İnsanların baskı altındayken nickname, veya takma ad, kullanarak düşüncelerini özgürce ifade etmelerinin “Anonimlik” kavramını ortaya çıkardığını söyleyen Ahi, “Hem Avrupa Birliği’nde hem de Türkiye Anayasası’nda anonimlik bir haktır. Eğer gazeteciler özgür değillerse kendilerine otosansür uygularlar ki bu sansürden daha tehlikelidir. Bu durum bilgi kirliliğine ve manipulasyonlara yol açar, bu da şuanda içinde bulunduğumuz durum” dedi. Son zamanda İspanya’da insanların haber alma özgürlüklerine karşı çıkan bir yasaya da değinen Ahi, İspanya’da herhangi bir vatandaşın hobi olarak bile artık görüntü almasının yasak olduğunu söyledi.

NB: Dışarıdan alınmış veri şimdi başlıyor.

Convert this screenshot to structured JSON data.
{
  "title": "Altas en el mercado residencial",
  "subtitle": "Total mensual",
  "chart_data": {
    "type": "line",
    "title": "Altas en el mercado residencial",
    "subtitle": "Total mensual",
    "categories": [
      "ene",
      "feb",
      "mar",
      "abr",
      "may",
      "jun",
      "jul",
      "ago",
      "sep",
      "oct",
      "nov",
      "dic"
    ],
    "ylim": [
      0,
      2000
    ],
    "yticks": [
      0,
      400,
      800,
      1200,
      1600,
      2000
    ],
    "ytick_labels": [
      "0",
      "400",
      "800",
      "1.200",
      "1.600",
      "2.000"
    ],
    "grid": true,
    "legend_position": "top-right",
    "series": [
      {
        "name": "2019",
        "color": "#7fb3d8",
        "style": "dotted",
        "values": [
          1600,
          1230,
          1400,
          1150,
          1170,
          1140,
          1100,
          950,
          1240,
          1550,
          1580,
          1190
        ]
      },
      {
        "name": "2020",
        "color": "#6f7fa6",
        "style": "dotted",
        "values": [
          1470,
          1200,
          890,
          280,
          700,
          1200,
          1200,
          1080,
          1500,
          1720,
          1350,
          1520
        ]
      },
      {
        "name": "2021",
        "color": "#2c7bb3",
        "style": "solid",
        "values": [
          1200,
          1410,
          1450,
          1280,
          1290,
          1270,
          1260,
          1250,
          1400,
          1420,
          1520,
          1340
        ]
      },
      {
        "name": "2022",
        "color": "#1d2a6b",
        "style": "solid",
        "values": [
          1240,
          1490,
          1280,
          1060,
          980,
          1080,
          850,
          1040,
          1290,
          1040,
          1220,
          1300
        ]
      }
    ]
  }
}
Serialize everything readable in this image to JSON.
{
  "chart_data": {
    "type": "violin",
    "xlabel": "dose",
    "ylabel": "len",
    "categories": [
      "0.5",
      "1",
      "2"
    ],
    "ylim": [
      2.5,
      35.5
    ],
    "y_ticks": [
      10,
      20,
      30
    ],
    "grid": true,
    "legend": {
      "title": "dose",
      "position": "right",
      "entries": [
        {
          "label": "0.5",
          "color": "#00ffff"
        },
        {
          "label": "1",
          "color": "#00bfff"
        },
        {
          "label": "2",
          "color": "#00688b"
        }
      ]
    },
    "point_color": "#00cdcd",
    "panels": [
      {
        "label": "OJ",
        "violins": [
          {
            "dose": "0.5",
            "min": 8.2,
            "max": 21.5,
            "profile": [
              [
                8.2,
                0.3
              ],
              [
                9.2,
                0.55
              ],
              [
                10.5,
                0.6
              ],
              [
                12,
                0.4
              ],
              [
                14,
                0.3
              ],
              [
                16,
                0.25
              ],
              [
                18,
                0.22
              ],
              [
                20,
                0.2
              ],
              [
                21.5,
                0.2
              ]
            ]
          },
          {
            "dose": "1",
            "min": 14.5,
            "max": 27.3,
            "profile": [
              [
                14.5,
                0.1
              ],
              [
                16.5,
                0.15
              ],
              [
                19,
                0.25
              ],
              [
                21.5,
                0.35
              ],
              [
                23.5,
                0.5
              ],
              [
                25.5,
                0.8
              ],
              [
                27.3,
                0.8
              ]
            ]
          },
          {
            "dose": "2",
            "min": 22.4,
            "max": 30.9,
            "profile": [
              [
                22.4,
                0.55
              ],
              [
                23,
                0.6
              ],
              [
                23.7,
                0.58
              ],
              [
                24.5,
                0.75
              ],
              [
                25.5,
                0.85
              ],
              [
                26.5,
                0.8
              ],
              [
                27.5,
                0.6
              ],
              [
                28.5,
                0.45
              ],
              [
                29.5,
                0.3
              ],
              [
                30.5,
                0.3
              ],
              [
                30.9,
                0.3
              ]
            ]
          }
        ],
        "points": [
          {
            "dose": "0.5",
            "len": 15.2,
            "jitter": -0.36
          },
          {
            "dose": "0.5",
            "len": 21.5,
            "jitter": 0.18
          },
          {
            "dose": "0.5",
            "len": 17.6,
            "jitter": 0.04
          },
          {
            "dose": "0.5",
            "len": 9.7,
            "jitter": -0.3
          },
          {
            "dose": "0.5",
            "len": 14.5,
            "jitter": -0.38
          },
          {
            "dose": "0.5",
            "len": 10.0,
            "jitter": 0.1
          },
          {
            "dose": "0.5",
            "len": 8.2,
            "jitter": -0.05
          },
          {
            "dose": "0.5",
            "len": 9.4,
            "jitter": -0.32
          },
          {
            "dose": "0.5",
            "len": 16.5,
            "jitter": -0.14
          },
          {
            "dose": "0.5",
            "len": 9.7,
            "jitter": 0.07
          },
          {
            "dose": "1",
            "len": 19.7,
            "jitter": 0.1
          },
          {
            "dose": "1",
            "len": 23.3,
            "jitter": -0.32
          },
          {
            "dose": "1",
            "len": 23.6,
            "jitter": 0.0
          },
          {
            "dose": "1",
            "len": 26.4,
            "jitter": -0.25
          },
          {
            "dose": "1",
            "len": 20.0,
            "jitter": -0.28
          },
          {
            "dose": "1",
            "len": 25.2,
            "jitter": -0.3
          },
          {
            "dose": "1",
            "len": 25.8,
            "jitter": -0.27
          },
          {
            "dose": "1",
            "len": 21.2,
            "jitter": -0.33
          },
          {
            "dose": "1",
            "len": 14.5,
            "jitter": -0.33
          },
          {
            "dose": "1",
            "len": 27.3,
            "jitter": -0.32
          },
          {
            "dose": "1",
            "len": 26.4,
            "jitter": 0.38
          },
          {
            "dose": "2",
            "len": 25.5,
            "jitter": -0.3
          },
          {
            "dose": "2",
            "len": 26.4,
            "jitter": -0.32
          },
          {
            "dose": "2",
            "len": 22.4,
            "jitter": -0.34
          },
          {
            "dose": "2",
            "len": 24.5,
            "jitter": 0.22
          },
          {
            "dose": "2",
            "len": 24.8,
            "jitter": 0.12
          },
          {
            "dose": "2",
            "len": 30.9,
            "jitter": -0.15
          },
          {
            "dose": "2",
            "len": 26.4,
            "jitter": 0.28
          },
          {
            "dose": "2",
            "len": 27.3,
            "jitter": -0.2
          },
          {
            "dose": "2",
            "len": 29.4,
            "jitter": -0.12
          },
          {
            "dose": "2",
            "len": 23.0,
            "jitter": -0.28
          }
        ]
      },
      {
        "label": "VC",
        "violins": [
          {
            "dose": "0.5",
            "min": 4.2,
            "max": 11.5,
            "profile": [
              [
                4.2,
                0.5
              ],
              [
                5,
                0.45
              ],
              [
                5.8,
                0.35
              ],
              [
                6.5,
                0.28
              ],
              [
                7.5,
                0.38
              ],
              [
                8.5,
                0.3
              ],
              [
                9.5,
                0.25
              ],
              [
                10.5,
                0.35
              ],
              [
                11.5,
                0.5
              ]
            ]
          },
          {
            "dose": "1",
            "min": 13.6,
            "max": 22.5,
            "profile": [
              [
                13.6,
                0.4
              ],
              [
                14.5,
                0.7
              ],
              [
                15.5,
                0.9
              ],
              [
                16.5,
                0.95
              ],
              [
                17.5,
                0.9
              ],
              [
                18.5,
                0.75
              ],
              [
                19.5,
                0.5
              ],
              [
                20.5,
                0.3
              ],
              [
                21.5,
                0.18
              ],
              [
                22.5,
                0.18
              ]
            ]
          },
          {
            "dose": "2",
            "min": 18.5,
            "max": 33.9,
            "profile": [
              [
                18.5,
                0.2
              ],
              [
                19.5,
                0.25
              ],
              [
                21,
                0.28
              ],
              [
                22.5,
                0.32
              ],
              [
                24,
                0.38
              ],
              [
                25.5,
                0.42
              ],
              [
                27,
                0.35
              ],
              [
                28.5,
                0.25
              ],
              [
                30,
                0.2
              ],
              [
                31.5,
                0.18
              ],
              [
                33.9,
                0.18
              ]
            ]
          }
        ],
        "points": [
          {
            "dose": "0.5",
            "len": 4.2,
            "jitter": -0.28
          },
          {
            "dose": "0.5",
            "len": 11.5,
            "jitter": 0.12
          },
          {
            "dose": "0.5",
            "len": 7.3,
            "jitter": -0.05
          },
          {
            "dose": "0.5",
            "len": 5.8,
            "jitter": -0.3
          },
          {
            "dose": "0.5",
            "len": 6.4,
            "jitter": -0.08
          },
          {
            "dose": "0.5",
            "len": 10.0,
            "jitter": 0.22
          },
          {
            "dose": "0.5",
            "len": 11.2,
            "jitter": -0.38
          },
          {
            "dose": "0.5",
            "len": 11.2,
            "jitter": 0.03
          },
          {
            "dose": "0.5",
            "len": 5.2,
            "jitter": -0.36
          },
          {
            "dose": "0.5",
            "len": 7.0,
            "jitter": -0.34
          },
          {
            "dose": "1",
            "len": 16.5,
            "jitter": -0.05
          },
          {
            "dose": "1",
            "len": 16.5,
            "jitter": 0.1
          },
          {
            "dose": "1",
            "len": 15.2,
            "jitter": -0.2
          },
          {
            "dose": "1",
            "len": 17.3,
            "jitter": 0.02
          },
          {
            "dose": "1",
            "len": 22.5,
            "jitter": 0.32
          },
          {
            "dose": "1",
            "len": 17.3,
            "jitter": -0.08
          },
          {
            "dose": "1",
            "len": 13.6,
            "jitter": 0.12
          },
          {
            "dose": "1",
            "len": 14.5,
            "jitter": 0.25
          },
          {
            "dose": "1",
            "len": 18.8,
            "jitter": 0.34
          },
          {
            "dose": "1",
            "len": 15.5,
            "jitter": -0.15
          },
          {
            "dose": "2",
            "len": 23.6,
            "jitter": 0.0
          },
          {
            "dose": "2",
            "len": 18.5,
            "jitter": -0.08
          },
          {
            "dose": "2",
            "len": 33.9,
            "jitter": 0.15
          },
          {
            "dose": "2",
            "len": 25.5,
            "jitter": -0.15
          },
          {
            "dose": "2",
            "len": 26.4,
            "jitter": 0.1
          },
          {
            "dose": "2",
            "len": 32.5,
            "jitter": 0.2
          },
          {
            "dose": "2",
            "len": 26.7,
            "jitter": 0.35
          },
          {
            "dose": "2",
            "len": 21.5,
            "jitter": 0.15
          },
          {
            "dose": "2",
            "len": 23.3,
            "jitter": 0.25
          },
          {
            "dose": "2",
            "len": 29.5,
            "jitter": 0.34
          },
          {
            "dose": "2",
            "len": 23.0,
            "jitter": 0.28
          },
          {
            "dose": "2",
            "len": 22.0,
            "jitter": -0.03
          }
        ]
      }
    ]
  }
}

Son olarak, eskiden geleneksel basında her haberin yayınlandığı gazeteye ait olduğu için çalıntı haber yapılamadığını fakat şuanda gazetelerin “her haber herkesin” mantığıyla haber üretmediğini, haberleri ajanslardan ve sosyal medyadan aldıklarını ve telif hakkı ödemediklerini sözlerine ekleyen Ahi, bu durumun haksız rekabete yol açtığını söyledi. Eski Basın Kanunu’nda özel emek harcanarak yapılan haberlerin ancak 24 saat geçtikten sonra başka bir yerde yayınlanmasının serbest olduğuna dikkat çeken Ahi, artık bu yasanın kalktığını ve herkesin her şeyi anında serbestçe aldığını hatta alıntı yaparak o haberin kime ait olduğunu bile yazmadan yayınladığını söyledi. Bu durumun emeğe saygıyı yok ettiğini belirten Ahi, en azından haberi yapan kişiye saygı duyulması ve isminin yazılmasının gerektiğini vurguladı.
Diğer bir konuşmacı olan ve Türkiye Gazeteciler Sendikası’nda Genel Sekreterlik görevini sürdüren Mustafa Kuleli “5N, 1K, 1 Sendika” sloganıyla gazetecilerin örgütlenmeleri ve sendikalaşmaları gerektiğini savundu. Sendikalı gazetecilerin işe alınma sürecindeki sorunlara da değinen Kuleli, “Sendikalı olursan işten atılırsın” genel kanısına rağmen Türkiye Gazeteciler Sendikası’nı kurduklarını ve 1000’e yakın gazeteciyi sendikalaştırdıklarını ve 2014 yılını büyümeyle kapatacaklarını açıkladı.
Teknoloji haberciliğe olumlu katkılar sağlamasına rağmen Türkiye’de hala teknoloji haberciliğinin de olduğu yerde saydığı belirtildi.